Thursday 30 June 2016

The hand that wields the knife

...shall never wear the crown.

I said this to my Mrs when Cameron resigned. I thought it was a mangled bit of Shakespeare, though I remembered it had been used in the context of Mrs Thatcher's downfall about Michael Heseltine, who indeed did not wear the crown. According to various internet sources, it was actually said by the BBC journalist, Gavin Esler, about Heseltine. So not Shakespeare at all.

But in today's Shakespearean tragi-comedy events it became clear that Boris will not wear the crown either.

I'd also noted when Cameron quit that, while Johnson would have presumably won the vote with Tory party members, it wasn't clear he'd get into the final two with Tory MPs and get on the ballot paper. Which is presumably what he concluded.

Isn't it strange that the two politicians who command the most grassroots support in their parties, Johnson and Corbyn, are so unpopular with their MP colleagues? Colleagues who, of course, know them well and are in a better position than most of us to judge their personality, competence and suitability to wear said crown.

So the Tories fight amongst themselves to elect their new leader. But it looks like arm wrestling compared with the scrap inside Labour.

The Labour rules require 20% of the party's MPs to nominate a candidate. Corbyn only got that last time because some MPs thought a leftie should be on the paper even though they didn't support him. One of the MPs who later said they regretted it was the late Jo Cox (see https://www.theguardian.com/commentisfree/2016/may/06/jeremy-corbyn-leadership-labour-mps-elections). So presumably Corbyn would not pass this threshold. But apparently it is not 100% clear whether a sitting Labour leader needs to be nominated. According to the Guardian, the party has received conflicting legal advice on this point (see http://www.theguardian.com/politics/2016/jun/29/how-does-labour-appoint-a-leader). So Corbyn might be on the ballot paper anyway, as he has said he would stand again.

If there is a contest and Corbyn were on the ballot paper, then presumably all the £3 "registered supporters" associates would vote him back in. Whereupon the same Momentum groupies would then try to select alternative Parliamentary candidates to the current, anti-Corbyn MPs when the time comes.

This could be a fight to the death for the soul of the Labour party, every bit as much as the fight against Militant and the splintering off of the SDP.


1 comment:

  1. Yes Phil I agree your conclusions about Corbyn. The fight is to the death for the soul of the Labour Party. Personally, whilst not being a socialist I do think that Labour needs to be what it once was - a socialist party.

    It has always struck me as odd that Labour has been anything but a socialist party in living memory, the exception being the short period when Michael Foot ran it.
    Why it was all but a Christian Democrat party, in European terms, when Blair was running it!

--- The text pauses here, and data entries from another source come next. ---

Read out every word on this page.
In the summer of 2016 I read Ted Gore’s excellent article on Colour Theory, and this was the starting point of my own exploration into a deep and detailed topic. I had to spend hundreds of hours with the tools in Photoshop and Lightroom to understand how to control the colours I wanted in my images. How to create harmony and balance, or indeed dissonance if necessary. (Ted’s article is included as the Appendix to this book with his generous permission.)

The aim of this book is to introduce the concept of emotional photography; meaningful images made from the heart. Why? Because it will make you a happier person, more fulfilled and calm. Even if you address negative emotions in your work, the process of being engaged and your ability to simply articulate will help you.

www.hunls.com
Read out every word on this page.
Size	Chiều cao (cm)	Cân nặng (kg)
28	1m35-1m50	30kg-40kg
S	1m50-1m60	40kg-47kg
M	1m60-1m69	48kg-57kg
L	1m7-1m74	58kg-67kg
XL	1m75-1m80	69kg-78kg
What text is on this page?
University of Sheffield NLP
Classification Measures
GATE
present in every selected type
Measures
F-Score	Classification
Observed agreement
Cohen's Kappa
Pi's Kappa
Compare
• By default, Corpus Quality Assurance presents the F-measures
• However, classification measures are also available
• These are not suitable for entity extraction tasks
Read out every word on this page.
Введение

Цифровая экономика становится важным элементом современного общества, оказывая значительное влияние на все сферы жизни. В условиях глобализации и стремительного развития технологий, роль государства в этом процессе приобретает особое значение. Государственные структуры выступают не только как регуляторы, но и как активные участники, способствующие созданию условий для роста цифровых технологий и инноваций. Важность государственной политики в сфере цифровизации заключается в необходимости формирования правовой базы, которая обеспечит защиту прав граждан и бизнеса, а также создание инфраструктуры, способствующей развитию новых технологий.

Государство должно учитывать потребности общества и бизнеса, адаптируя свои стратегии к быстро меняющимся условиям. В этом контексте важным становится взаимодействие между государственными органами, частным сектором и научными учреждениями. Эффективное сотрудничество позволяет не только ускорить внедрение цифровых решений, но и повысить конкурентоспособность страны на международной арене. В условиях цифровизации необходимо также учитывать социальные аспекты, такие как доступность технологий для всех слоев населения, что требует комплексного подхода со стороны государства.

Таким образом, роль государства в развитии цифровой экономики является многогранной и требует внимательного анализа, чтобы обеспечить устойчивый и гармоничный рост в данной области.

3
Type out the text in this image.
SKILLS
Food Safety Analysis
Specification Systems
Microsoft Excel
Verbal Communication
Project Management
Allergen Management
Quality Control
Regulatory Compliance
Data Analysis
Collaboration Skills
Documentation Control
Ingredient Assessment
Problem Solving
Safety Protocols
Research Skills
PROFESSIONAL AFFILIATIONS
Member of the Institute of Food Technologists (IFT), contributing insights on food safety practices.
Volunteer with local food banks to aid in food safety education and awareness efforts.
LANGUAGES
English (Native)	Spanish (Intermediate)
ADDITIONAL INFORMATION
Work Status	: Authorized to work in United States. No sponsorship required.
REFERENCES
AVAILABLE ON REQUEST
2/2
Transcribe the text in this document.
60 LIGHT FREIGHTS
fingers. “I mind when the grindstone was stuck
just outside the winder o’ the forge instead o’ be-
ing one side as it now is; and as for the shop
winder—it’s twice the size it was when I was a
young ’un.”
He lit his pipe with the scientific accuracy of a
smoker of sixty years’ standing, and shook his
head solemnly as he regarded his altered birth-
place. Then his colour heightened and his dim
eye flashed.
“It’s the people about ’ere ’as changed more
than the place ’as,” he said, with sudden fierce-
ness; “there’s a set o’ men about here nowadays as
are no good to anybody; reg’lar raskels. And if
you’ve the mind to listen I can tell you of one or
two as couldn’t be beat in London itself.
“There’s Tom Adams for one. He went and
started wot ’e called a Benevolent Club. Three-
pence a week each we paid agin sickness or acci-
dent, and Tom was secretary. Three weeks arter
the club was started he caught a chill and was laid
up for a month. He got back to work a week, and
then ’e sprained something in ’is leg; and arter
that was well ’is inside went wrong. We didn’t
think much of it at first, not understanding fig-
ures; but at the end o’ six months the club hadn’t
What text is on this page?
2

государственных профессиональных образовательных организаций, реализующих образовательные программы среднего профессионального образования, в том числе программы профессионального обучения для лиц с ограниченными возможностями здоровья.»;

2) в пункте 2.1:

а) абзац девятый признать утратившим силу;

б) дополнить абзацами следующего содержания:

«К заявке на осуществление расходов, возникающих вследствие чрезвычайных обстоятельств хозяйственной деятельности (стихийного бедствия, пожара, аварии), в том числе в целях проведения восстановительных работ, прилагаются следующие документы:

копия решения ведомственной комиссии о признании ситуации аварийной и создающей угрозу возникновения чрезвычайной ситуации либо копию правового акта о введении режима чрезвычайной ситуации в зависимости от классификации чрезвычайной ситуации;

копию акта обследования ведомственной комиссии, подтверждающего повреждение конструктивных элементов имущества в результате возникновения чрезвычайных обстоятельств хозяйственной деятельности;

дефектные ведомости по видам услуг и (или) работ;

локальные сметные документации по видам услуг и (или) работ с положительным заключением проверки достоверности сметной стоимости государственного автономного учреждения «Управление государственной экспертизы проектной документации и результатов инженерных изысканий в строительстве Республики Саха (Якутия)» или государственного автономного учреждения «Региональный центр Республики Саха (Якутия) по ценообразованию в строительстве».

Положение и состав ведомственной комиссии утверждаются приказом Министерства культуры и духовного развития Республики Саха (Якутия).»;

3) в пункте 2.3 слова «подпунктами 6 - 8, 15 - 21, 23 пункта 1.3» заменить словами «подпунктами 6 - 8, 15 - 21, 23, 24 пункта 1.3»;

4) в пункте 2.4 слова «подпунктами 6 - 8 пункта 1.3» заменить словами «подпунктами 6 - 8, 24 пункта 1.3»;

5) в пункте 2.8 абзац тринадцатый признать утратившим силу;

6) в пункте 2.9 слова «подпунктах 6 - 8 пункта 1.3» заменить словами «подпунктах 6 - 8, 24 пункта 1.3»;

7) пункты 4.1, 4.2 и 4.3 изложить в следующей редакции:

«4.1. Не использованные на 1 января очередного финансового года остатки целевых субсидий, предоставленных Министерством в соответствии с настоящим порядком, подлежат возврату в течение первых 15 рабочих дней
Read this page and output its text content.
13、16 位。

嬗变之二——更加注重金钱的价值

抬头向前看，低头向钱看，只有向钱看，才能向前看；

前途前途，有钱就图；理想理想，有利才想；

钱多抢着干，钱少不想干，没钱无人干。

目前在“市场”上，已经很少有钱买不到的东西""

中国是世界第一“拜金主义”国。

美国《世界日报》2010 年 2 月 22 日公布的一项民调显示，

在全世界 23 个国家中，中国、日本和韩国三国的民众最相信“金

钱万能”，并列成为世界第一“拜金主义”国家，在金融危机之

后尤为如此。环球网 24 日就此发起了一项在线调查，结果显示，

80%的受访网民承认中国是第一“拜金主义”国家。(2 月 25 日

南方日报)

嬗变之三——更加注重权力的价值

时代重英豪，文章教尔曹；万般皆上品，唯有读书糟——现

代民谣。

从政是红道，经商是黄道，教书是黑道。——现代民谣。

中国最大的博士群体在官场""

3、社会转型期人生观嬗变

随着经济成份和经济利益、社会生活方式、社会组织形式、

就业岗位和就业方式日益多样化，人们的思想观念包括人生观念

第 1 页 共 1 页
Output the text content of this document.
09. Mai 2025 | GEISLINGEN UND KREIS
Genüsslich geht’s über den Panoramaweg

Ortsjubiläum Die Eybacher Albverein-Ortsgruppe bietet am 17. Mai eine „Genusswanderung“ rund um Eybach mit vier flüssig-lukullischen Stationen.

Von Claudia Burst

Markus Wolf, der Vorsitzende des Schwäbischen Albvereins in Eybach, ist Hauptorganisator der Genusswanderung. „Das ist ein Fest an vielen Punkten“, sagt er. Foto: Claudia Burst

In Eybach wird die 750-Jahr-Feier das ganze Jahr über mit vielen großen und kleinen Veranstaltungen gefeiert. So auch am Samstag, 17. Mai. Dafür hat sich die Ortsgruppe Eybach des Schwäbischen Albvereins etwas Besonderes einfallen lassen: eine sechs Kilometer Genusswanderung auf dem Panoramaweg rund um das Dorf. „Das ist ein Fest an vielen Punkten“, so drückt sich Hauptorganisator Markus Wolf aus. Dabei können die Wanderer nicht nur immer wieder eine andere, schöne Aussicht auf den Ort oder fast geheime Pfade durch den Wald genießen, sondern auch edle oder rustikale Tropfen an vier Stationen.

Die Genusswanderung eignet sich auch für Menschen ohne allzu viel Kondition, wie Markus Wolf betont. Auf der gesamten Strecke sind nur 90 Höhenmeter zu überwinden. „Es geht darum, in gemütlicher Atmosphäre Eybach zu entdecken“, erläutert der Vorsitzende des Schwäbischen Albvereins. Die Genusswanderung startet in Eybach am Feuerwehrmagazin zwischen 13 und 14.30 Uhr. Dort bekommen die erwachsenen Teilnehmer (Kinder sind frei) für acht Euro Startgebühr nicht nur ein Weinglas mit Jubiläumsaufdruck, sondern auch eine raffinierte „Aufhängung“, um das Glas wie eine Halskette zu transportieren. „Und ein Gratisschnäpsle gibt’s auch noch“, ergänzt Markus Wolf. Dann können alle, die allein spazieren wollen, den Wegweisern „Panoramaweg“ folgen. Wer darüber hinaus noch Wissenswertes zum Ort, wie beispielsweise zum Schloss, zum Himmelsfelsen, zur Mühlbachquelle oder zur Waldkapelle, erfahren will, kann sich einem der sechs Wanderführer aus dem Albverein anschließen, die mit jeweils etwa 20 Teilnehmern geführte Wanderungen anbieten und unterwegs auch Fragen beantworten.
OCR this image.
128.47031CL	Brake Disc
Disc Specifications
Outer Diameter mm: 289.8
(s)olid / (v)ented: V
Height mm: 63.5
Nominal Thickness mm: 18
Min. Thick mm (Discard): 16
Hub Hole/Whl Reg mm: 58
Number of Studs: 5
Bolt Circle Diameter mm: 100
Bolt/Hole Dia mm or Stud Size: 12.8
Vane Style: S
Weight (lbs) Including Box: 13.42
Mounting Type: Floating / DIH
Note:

    We already have two right wing parties in the Tories and UKIP. We have a left of centre Lib Dem Party (although there is room for it to be more left of centre in my view as a Lib Dem member) and a small socialist Green Party. Surely there is room for a mainstream socialist party in the UK? Yes I know the Scots have a social democrat/ nationalist party and the Welsh have a nationalist party too.

    So my conclusion is that whilst Corbyn is clearly not a leader of men and women he needs to stay until another socialist leader comes along and the Red Tories need to but out.